Situé à l’origine au sous-sol de l’UdeM, l’Institut est rapidement déménagé dans l’est de Montréal, dans l’ancien hôtel de ville de Maisonneuve – aujourd’hui occupé par la bibliothèque Maisonneuve. Des patients de Montréal et d’ailleurs y ont été soignés sans relâche jusqu’à sa fermeture en 1967. Les archives de l’Institut du Radium et de Joseph-Ernest Gendreau, conservées au Service des archives et de la gestion de l’information de l’Université, témoignent du travail de cette institution unique.

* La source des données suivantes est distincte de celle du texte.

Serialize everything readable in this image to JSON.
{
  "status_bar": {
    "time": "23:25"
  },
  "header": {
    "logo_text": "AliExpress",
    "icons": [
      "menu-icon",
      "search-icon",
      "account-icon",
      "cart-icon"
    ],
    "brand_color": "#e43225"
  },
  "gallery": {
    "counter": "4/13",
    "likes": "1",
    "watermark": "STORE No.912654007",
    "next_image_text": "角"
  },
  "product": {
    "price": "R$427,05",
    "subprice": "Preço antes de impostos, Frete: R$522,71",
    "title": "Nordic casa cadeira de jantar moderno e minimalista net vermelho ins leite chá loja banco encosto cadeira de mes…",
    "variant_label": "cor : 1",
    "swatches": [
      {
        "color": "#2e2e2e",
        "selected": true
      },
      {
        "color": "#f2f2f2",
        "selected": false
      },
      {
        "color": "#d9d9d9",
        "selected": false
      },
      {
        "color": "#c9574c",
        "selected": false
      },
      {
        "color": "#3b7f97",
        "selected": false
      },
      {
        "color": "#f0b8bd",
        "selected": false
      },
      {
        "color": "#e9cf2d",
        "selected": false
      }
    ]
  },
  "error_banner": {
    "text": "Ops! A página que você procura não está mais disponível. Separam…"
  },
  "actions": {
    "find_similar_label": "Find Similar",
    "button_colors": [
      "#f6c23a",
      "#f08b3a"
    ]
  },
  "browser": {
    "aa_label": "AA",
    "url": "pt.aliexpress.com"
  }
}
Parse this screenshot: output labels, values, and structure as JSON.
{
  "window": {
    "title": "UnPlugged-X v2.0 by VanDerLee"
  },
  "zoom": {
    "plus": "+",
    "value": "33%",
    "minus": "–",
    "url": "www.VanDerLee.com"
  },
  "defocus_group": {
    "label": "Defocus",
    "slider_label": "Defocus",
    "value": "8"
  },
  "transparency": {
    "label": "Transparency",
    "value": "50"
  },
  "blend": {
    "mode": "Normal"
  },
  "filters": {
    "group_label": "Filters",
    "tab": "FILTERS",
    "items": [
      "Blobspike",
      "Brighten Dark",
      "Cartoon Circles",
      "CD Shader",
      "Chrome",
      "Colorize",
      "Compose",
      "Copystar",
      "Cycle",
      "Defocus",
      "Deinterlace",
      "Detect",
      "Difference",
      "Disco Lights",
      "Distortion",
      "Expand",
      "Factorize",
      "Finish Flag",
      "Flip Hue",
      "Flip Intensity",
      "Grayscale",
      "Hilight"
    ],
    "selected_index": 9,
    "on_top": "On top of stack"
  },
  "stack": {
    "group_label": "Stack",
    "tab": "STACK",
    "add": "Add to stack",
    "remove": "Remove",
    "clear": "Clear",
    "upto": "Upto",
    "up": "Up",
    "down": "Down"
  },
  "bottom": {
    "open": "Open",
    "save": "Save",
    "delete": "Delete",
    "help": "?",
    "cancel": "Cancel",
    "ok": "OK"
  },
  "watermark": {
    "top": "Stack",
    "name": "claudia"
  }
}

Une institution pionnière dans la recherche et le traitement du cancer

Extracteur de fumée de radium, Institut du Radium de Montréal, 6 mars 1943 Réalisation : Edgar Gariepy. 1 photographie : Noir et blanc, 17×12 cm Archives UdeM, Fonds Joseph-Ernest Gendreau, P0454c050853AH-0005 Réalisé en béton avec l’achat de 1,25 g de radium (au coût de 100 000 $) du gouvernement du Québec, l’implantation de l’Institut est accueillie avec enthousiasme. Le domaine de la recherche médicale est alors en plein essor : la découverte du radium par Marie et Pierre Curie en 1898 est perçue comme une véritable révolution dans le traitement du cancer. C’est donc le modèle de l’Institut du Radium de Paris – où le Dr. Gendreau – que nous voulons reproduire au nouvel institut de Montréal. A l’époque, le radium – élément chimique radioactif – était perçu comme une véritable panacée, dont les bienfaits dépassaient le seul contexte médical. Dans une lettre adressée en 1922 à Athanase David, secrétaire provincial du gouvernement d’Alexandre Taschereau, le Dr. Gendreau a écrit : « Du point de vue de la santé publique, [le radium est] une acquisition très utile, qui aura ses implications financières, puisque le combat pour la santé devient finalement un combat pour les possessions matérielles mais aussi pour le bonheur. Dépositaire du radium acheté par l’État du Québec, qui en demeure propriétaire, l’Institut du radium – alors affilié à l’UdeM – est responsable de l’exportation des fumées de radium. Ces fumées sont ensuite utilisées pour traiter certains types de cancer, soit sous forme d’injections dans les tissus cancéreux, soit par exposition directe aux rayonnements. En contrepartie de ce monopole de collecte des émissions, l’Institut doit distribuer les émissions excédentaires non utilisées aux autres hôpitaux de Montréal.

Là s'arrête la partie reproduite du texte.